Psammorygma rutilans

Scientific classification
- Kingdom: Animalia
- Phylum: Arthropoda
- Subphylum: Chelicerata
- Class: Arachnida
- Order: Araneae
- Infraorder: Araneomorphae
- Family: Zodariidae
- Genus: Psammorygma
- Species: P. rutilans
- Binomial name: Psammorygma rutilans (Simon, 1887)
- Synonyms: Cydrela rutilans Simon, 1887;

= Psammorygma rutilans =

- Authority: (Simon, 1887)
- Synonyms: Cydrela rutilans Simon, 1887

Species of spider

Psammorygma rutilans is a species of spider in the family Zodariidae. It is endemic to South Africa.

== Distribution ==
Psammorygma rutilans is known only from South Africa, though the exact locality remains unspecified.

== Description ==

Psammorygma rutilans is known only from the female holotype.

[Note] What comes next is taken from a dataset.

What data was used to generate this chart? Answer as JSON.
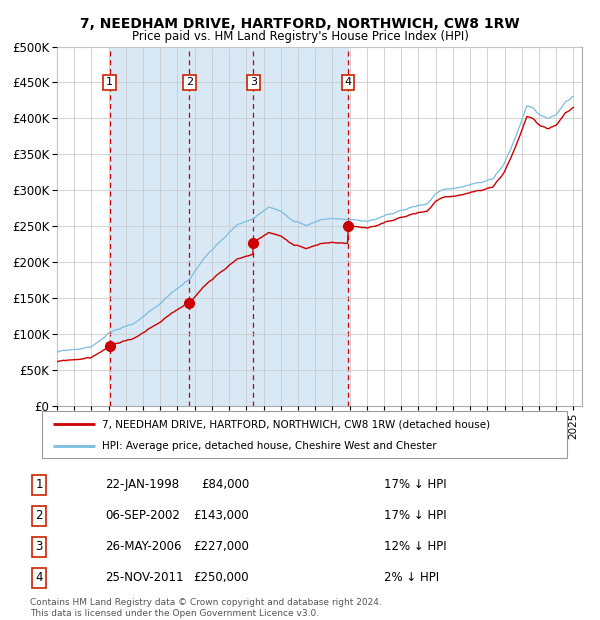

According to the original description, the abdomen is slightly ovate, black, silky shiny and sparsely bristly underneath, being more sparse in the epigastric region where it is slightly leathery and wrinkled.

== Conservation ==
The species is listed as Data Deficient by the IUCN. The status remains obscure as it is known only from a single specimen, and more sampling is needed to determine its range and collect additional specimens.